Did you know there is even a randomized controlled trial showing silicon supplementation helps skin appearance and brittleness of fingernails in women with sun-damaged skin?

Barel A, Calomme M, Timchenko A, De Paepe K, Demeester N, Rogiers V, Clarys P, Vanden Berghe D. Effect of oral intake of choline-stabilized orthosilicic acid on skin, nails and hair in women with photodamaged skin. Arch Dermatol Res. 2005 Oct;297(4):147-53. Epub 2005 Oct 26. Erratum in: Arch Dermatol Res. 2006 Apr;297(10):481. 

In Finland, research has also found that the higher the amount of silicon in the drinking water, the lower the likelihood of developing heart disease.

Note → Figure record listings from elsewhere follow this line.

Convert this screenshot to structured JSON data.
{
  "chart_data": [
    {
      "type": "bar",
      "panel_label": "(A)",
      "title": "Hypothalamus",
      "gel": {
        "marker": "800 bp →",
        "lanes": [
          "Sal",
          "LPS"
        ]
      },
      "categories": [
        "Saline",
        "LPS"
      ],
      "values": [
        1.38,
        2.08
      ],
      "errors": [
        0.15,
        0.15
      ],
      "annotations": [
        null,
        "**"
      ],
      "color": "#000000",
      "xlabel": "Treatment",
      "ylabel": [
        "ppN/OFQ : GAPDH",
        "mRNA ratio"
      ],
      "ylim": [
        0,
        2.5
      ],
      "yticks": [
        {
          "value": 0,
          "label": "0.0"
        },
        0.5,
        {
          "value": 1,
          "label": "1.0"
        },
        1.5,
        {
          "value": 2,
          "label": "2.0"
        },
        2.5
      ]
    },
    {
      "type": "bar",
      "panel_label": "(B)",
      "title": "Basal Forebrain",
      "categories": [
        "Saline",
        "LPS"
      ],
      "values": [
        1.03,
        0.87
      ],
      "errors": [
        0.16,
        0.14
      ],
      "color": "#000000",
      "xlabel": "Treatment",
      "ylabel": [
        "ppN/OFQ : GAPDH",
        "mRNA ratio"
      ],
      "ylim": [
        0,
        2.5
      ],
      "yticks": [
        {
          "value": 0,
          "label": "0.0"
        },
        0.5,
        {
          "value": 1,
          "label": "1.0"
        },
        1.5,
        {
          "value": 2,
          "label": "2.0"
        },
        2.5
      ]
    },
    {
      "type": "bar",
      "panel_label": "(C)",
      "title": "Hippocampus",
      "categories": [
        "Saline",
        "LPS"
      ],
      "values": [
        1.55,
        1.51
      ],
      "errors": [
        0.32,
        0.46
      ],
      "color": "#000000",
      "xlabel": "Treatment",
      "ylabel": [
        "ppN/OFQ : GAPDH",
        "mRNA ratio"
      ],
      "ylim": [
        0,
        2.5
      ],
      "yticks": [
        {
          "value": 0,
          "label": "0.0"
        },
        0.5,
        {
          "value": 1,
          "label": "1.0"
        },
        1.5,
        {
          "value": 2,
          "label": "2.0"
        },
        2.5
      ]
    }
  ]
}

Schwarz K, Ricci BA, Punsar S, Karvonen MJ. Inverse relation of silicon in drinking water and atherosclerosis in Finland. Lancet. 1977 Mar 5;1(8010):538-9. No abstract available.

For a review of silicon, see:

Jurkić LM, Cepanec I, Pavelić SK, Pavelić K. Biological and therapeutic effects of ortho-silicic acid and some ortho-silicic acid-releasing compounds: New perspectives for therapy. Nutr Metab (Lond). 2013 Jan 8;10(1):2. doi: 10.1186/1743-7075-10-2.

However, silicon is an orphaned mineral, meaning there is no scientist who has dedicated his life’s work to silicon, that is, there is no silicon expert.

So, if you have osteoporosis, remember there is much more to it than just vitamin D and calcium, as the open access article below summarizes.

Price CT, Langford JR, Liporace FA. Essential Nutrients for Bone Health and a Review of their Availability in the Average North American Diet. Open Orthop J. 2012;6:143-9. 

5 Responses to Dr. Cannell on the treatment of osteoporosis, its complications and silicon

  1. Rita Celone Umile

    Great post. TY. Let’s remember it’s easier to prevent osteo than to treat it. But it is possible to nip osteo thru holistic means.

  2. Rebecca Oshiro

    I agree, Rita. There’s so much more to bone health than calcium alone!

    • Anh Phan

      Instead of taking supplement with minerals, which may not bioavailable to our body, we should use ancients wisdom: Bone soup. Very slow cook bone, marrow with vinegar. The soup have the most balanced mineral for human bone rebuilt , calcium, magnesium, silicon, boron, ect, and collagen too, which is also very important for bone formation, and tissue repair. I just take vitamin D because my office is inside the building, and have not enough time for sun exposure. My other supplement mostly from food.

  3. laraup@salugenecists.com

    Osteopenia / osteoporosis can absolutely be prevented and reversed by (1) identifying and eliminating — or at least ameliorating — the many factors in our modern lives that promote inflammation, which if chronic, activates osteoclasts (the cells that break down bone) excessively, (2) and providing our bones with all the nutrients they require to rebuild, which includes not just calcium and vitamin D, but vitamin K (K1 and K2), magnesium, vitamin C, B vitamins, boron and a wide range of other trace minerals, including silicon. You can find the full — >400 page review of the peer-reviewed literature discussing all these aspects of restoring healthy bones naturally in Your Bones, 2nd edition — it’s published by a non-profit and should be available in your library.

  4. Rita Celone Umile

    Besides nutrients, healthy bones require adequate sleep and regular resistance-based exercise. Our modern-day lifestyles have moved so far away from what nature intended.